Large Cigars, Oral Nicotine Products Shine on Tobacco Shelves

Management Science Associates offer latest retail insights in NATO webinar
Photograph: Shutterstock

MINNEAPOLIS — Convenience-stores play an important role in tobacco and nicotine sales as 71% of all nicotine sales in the United States are sold through convenience-store outlets, according to Don Burke, senior vice president of Management Science Associates (MSA).

Nicotine sales were up about 3% for all outlets as well as in c-stores for the 52 weeks ending in second quarter 2021 vs. the previous year, Burke said. “That’s really encouraging results for the category,” he said.

Burke presented during a National Association of Tobacco Outlets (NATO), Minneapolis, webinar on Oct. 13, sharing data on distributor shipments to retailer locations at 300,000 U.S. outlets. This webinar and others can be viewed at

Large cigars and vapor cartridges and disposables showed growth when looking at wholesale shipment to retail data for all outlets for the 52 weeks ending in second quarter 2021 compared to the 52 weeks ending in second quarter 2020. Modern oral nicotine (MON) also showed strength in the c-store channel.

Large cigars were up about 13% in c-stores, as well as all outlets, while little/filtered cigars were down 12.7% in all outlets and 15% in c-stores, Burke said. Little cigars were affected my local tax levels catching up, he said. Many are now taxed the same as cigarettes, so consumers have turned to deep discount cigarettes instead.

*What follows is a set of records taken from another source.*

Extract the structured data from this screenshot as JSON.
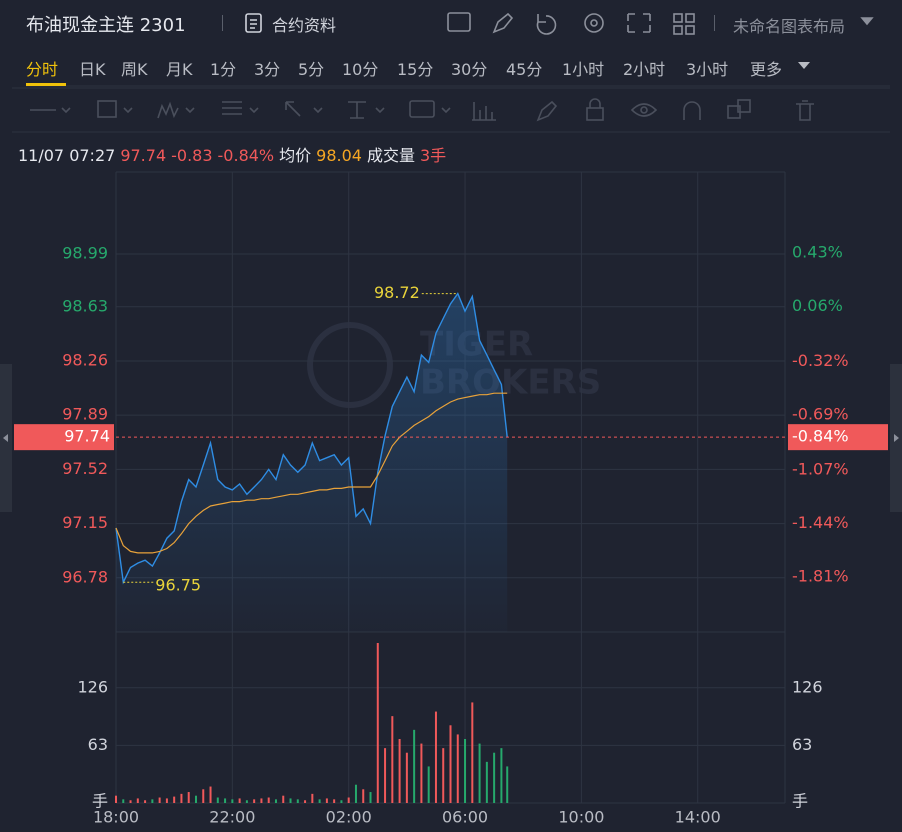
{
  "header": {
    "title": "布油现金主连 2301",
    "info_link": "合约资料",
    "layout_name": "未命名图表布局"
  },
  "tabs": [
    "分时",
    "日K",
    "周K",
    "月K",
    "1分",
    "3分",
    "5分",
    "10分",
    "15分",
    "30分",
    "45分",
    "1小时",
    "2小时",
    "3小时",
    "更多"
  ],
  "active_tab_index": 0,
  "quote": {
    "time": "11/07 07:27",
    "price": "97.74",
    "change": "-0.83",
    "change_pct": "-0.84%",
    "avg_label": "均价",
    "avg": "98.04",
    "volume_label": "成交量",
    "volume": "3手"
  },
  "watermark": [
    "TIGER",
    "BROKERS"
  ],
  "chart_data": {
    "type": "line",
    "x": [
      "18:00",
      "18:15",
      "18:30",
      "18:45",
      "19:00",
      "19:15",
      "19:30",
      "19:45",
      "20:00",
      "20:15",
      "20:30",
      "20:45",
      "21:00",
      "21:15",
      "21:30",
      "21:45",
      "22:00",
      "22:15",
      "22:30",
      "22:45",
      "23:00",
      "23:15",
      "23:30",
      "23:45",
      "00:00",
      "00:15",
      "00:30",
      "00:45",
      "01:00",
      "01:15",
      "01:30",
      "01:45",
      "02:00",
      "02:15",
      "02:30",
      "02:45",
      "03:00",
      "03:15",
      "03:30",
      "03:45",
      "04:00",
      "04:15",
      "04:30",
      "04:45",
      "05:00",
      "05:15",
      "05:30",
      "05:45",
      "06:00",
      "06:15",
      "06:30",
      "06:45",
      "07:00",
      "07:15",
      "07:27"
    ],
    "series": [
      {
        "name": "价格",
        "color": "#2f8de4",
        "values": [
          97.12,
          96.75,
          96.85,
          96.88,
          96.9,
          96.86,
          96.95,
          97.05,
          97.1,
          97.3,
          97.45,
          97.4,
          97.55,
          97.7,
          97.45,
          97.4,
          97.38,
          97.42,
          97.35,
          97.4,
          97.45,
          97.52,
          97.45,
          97.62,
          97.55,
          97.5,
          97.55,
          97.7,
          97.58,
          97.6,
          97.62,
          97.55,
          97.6,
          97.2,
          97.25,
          97.15,
          97.5,
          97.75,
          97.95,
          98.05,
          98.15,
          98.05,
          98.3,
          98.25,
          98.45,
          98.55,
          98.65,
          98.72,
          98.6,
          98.7,
          98.4,
          98.3,
          98.2,
          98.1,
          97.74
        ]
      },
      {
        "name": "均价",
        "color": "#e8a23a",
        "values": [
          97.12,
          97.0,
          96.96,
          96.95,
          96.95,
          96.95,
          96.96,
          96.98,
          97.02,
          97.08,
          97.15,
          97.2,
          97.24,
          97.27,
          97.28,
          97.29,
          97.3,
          97.3,
          97.31,
          97.31,
          97.32,
          97.32,
          97.33,
          97.34,
          97.35,
          97.35,
          97.36,
          97.37,
          97.38,
          97.38,
          97.39,
          97.39,
          97.4,
          97.4,
          97.4,
          97.4,
          97.48,
          97.58,
          97.68,
          97.74,
          97.78,
          97.82,
          97.85,
          97.88,
          97.92,
          97.95,
          97.98,
          98.0,
          98.01,
          98.02,
          98.03,
          98.03,
          98.04,
          98.04,
          98.04
        ]
      }
    ],
    "volume": [
      8,
      4,
      3,
      5,
      3,
      4,
      6,
      5,
      7,
      10,
      12,
      8,
      15,
      18,
      6,
      5,
      4,
      5,
      3,
      4,
      5,
      6,
      4,
      8,
      5,
      4,
      3,
      10,
      4,
      5,
      4,
      3,
      6,
      20,
      15,
      12,
      175,
      60,
      95,
      70,
      55,
      80,
      65,
      40,
      100,
      60,
      85,
      75,
      70,
      110,
      65,
      45,
      55,
      60,
      40
    ],
    "up_color": "#f0595a",
    "down_color": "#26a96c",
    "xlim": [
      "18:00",
      "17:00"
    ],
    "xticks": [
      "18:00",
      "22:00",
      "02:00",
      "06:00",
      "10:00",
      "14:00"
    ],
    "ylim": [
      96.41,
      99.55
    ],
    "yticks": [
      98.99,
      98.63,
      98.26,
      97.89,
      97.52,
      97.15,
      96.78
    ],
    "y2lim": [
      -2.19,
      0.99
    ],
    "y2ticks": [
      {
        "value": 0.43,
        "label": "0.43%"
      },
      {
        "value": 0.06,
        "label": "0.06%"
      },
      {
        "value": -0.32,
        "label": "-0.32%"
      },
      {
        "value": -0.69,
        "label": "-0.69%"
      },
      {
        "value": -1.07,
        "label": "-1.07%"
      },
      {
        "value": -1.44,
        "label": "-1.44%"
      },
      {
        "value": -1.81,
        "label": "-1.81%"
      }
    ],
    "vol_ylim": [
      0,
      175
    ],
    "vol_yticks": [
      63,
      126
    ],
    "vol_unit": "手",
    "max_point": {
      "x": "05:45",
      "value": 98.72
    },
    "min_point": {
      "x": "18:15",
      "value": 96.75
    },
    "grid": true
  }
}
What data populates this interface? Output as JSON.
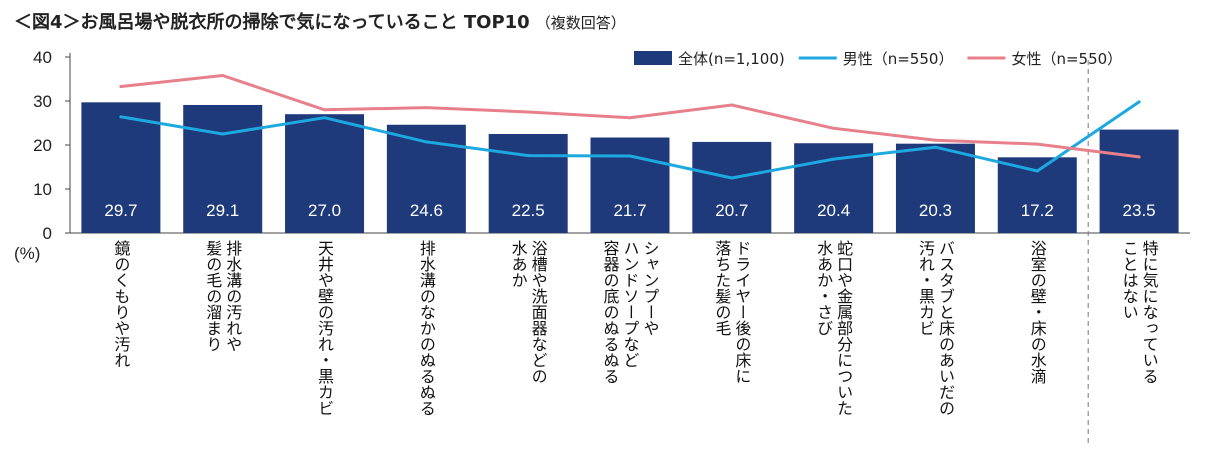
{
  "chart_data": {
    "type": "bar",
    "title": "＜図4＞お風呂場や脱衣所の掃除で気になっていること TOP10",
    "subtitle": "（複数回答）",
    "unit_label": "(%)",
    "ylim": [
      0,
      40
    ],
    "yticks": [
      "0",
      "10",
      "20",
      "30",
      "40"
    ],
    "ytick_values": [
      0,
      10,
      20,
      30,
      40
    ],
    "categories": [
      "鏡のくもりや汚れ",
      "排水溝の汚れや\n髪の毛の溜まり",
      "天井や壁の汚れ・黒カビ",
      "排水溝のなかのぬるぬる",
      "浴槽や洗面器などの\n水あか",
      "シャンプーや\nハンドソープなど\n容器の底のぬるぬる",
      "ドライヤー後の床に\n落ちた髪の毛",
      "蛇口や金属部分についた\n水あか・さび",
      "バスタブと床のあいだの\n汚れ・黒カビ",
      "浴室の壁・床の水滴",
      "特に気になっている\nことはない"
    ],
    "value_labels": [
      "29.7",
      "29.1",
      "27.0",
      "24.6",
      "22.5",
      "21.7",
      "20.7",
      "20.4",
      "20.3",
      "17.2",
      "23.5"
    ],
    "series": [
      {
        "name": "全体(n=1,100)",
        "kind": "bar",
        "color": "#1f3a7a",
        "values": [
          29.7,
          29.1,
          27.0,
          24.6,
          22.5,
          21.7,
          20.7,
          20.4,
          20.3,
          17.2,
          23.5
        ]
      },
      {
        "name": "男性（n=550）",
        "kind": "line",
        "color": "#1ea8e0",
        "values": [
          26.4,
          22.5,
          26.2,
          20.7,
          17.6,
          17.5,
          12.5,
          16.8,
          19.5,
          14.1,
          29.8
        ]
      },
      {
        "name": "女性（n=550）",
        "kind": "line",
        "color": "#e8808c",
        "values": [
          33.3,
          35.8,
          28.0,
          28.5,
          27.5,
          26.2,
          29.1,
          23.8,
          21.1,
          20.2,
          17.3
        ]
      }
    ],
    "legend_position": "top-right",
    "separator_before_index": 10
  }
}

Some attribute the growth of large cigars to consumers using them for alternative purposes, like as a blunt, but that’s not a universal truth, Burke said.

States including Georgia, Florida, New York, Texas, Michigan, North Carolina, South Carolina, Ohio, Indiana, Tennessee, Virginia and California have some of the strongest large cigar shipment volumes. However, when looking at states that have legalized marijuana for recreational use, these are not necessarily the states with the highest large cigar shipments, Burke said. Some states where recreational marijuana is legal, such as Montana, Maine and Oregon, have low shipments of large cigars.

“We often hear the large cigar growth is due to alternative uses for the large cigar or cigarillo wrapper,” Burke said. “And what we’re seeing here is that may be true, and that may be contributing somewhat to the use in large cigars, but that’s not consistent.”

Oral products, which include moist, snus and modern oral, are estimated to be up 5.5% to 6% in 2021 for total U.S. units, down from the 6.5% growth seen in 2020. C-stores own the modern oral nicotine segment now, Burke said.

“Right now, modern oral is a convenience/gas item and has far greater business than tobacco outlets, drug or all other trade,” he said.

When it came to vapor shipments, cartridges and disposables were up in all outlets, but kits and e-liquid saw declines. The total vapor category saw a decline for the first time in years in 2020, mainly due to Tobacco 21 and the U.S. Food and Drug Administration’s (FDA) flavored cartridge ban, Burke said. Total vapor is expected to be up 10% to 20% for 2021, though, he said.